BACKGROUND: Each year in China, approximately 700,000 children under 5 years old are diagnosed with pneumonia, and 30,000 die of the disease. Although 7-valent pneumococcal conjugate vaccine (PCV-7) and 23-valent pneumococcal polysaccharide vaccine (PPV-23) are available in China, the costs are borne by the consumer, resulting in low coverage for PCV-7. We aimed to conduct a simulation study to assess the cost-effectiveness and health benefits of PCV-7, 13-valent pneumococcal conjugate vaccine (PCV-13) and PPV-23 to prevent childhood pneumonia and other vaccine-preventive diseases in China.
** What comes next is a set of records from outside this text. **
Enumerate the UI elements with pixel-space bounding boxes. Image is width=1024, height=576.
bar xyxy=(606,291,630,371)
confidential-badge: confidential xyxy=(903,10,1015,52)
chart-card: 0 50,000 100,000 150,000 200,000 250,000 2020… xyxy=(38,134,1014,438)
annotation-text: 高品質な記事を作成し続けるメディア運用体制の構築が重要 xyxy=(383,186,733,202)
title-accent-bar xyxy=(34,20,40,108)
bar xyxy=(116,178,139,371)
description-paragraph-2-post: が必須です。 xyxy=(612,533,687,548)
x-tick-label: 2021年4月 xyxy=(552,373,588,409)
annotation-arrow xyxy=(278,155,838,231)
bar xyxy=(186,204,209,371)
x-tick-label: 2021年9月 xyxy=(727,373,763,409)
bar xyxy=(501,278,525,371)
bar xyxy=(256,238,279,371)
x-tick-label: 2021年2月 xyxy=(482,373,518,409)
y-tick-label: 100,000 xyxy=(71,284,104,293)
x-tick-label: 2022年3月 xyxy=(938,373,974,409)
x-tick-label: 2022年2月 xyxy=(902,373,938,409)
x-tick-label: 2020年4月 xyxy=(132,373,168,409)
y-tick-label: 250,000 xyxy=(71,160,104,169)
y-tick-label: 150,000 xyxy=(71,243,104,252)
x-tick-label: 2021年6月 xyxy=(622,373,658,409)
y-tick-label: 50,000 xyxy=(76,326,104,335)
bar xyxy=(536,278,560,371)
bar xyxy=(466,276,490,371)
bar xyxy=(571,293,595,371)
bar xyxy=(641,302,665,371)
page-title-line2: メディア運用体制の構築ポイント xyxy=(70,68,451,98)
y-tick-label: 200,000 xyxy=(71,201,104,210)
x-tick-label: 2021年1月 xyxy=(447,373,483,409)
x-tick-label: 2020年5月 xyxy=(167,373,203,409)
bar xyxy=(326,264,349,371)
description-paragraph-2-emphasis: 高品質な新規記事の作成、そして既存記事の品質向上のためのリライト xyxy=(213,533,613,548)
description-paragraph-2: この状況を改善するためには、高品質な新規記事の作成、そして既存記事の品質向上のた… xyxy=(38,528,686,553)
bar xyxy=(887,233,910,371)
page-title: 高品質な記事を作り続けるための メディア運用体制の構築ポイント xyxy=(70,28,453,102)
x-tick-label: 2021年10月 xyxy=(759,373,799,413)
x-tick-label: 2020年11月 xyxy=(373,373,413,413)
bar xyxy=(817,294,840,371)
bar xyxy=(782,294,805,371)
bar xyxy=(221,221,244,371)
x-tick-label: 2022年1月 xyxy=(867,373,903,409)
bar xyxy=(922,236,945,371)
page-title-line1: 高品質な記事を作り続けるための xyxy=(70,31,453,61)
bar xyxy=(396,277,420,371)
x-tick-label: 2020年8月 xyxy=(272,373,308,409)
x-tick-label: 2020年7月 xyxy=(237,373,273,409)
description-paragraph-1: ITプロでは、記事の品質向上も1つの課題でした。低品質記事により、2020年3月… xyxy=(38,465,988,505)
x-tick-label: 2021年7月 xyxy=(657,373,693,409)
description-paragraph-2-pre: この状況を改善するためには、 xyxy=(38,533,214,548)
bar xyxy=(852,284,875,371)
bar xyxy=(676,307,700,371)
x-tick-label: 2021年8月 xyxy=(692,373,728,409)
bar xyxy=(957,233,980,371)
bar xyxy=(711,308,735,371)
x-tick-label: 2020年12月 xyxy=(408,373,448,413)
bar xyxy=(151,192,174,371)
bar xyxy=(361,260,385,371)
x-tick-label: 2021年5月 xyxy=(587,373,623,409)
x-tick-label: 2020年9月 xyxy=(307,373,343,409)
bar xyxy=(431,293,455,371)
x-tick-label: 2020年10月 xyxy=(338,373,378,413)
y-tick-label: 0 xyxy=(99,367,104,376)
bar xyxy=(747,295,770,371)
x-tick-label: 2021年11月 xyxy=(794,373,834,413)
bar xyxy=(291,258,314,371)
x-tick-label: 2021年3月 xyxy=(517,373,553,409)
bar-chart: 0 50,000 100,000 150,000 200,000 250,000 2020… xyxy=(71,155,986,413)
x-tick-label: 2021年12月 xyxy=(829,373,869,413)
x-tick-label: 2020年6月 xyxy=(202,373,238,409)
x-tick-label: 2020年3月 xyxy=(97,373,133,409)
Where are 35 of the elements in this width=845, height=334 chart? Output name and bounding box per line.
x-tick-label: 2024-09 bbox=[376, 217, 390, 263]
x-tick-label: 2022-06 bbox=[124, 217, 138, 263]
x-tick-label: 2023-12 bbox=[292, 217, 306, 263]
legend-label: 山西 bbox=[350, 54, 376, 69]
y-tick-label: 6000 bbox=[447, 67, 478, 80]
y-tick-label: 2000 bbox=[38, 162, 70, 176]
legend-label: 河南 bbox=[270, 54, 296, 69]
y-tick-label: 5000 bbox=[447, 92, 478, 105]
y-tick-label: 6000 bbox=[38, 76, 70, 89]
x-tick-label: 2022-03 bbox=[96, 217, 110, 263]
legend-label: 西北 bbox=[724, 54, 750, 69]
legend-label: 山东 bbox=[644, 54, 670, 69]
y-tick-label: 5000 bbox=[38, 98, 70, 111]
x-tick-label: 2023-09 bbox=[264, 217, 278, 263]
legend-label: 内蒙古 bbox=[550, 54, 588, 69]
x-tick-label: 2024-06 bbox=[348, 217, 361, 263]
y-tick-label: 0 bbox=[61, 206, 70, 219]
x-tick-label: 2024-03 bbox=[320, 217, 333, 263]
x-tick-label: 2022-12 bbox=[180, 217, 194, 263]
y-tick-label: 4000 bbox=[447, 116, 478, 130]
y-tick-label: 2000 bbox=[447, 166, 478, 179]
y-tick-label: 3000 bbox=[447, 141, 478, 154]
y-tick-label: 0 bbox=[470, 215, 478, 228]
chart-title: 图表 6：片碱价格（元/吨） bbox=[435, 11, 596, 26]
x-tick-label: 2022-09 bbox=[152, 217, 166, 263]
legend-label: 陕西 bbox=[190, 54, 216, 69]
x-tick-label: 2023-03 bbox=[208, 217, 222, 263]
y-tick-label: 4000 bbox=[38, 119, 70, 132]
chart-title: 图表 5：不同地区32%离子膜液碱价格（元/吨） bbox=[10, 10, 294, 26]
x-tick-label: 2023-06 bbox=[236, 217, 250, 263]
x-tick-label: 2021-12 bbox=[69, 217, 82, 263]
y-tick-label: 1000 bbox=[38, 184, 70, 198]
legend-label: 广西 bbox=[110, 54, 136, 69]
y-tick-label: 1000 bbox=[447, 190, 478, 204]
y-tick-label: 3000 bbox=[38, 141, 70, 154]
METHODS: An economic evaluation was performed using a Markov simulation model. Parameters including demographic, epidemiological data, costs and efficacy of vaccines were obtained from previous studies. A hypothetical cohort of 100,000 newborns (focusing on pneumococcal diseases ≤7 years old) was followed up until death or 100 years of age. The model incorporated the impact of vaccination on reduction of incidence of pneumococcal diseases and mortality of children ≤7 years. Outcomes are presented in terms of disease cases averted, quality-adjusted life years (QALYs) and incremental cost-effectiveness ratio.

RESULTS: Under baseline assumptions, PPV-23 is currently the only cost-effective option, whereas PCV-13 showed the greatest impact on pneumococcal disease burden, reducing invasive pneumococcal diseases by 31.3%, pneumonia by 15.3% and gaining 73.8 QALYs (10,000 individuals at discount rate of 3%). Incremental cost-effectiveness ratios of PCV-13 and PCV-7 are US$29,460/QALY and US$104,094/QALY, respectively, showing no cost-effectiveness based on the World Health Organization recommended willingness-to-pay threshold. On the other hand, the incremental cost-effectiveness ratios of PCVs were most sensitive to vaccination costs; if it reduces 4.7% and 32.2% for PCV-7 and PCV-13, respectively, the vaccination will be cost-effective.

CONCLUSIONS: To scale up current vaccination strategies and achieve potential health benefits, the replacement of PCV-7 with PCV-13 should be considered. As well, PCV's costs need to be reduced by increasing public subsidies and providing financial support to poor families.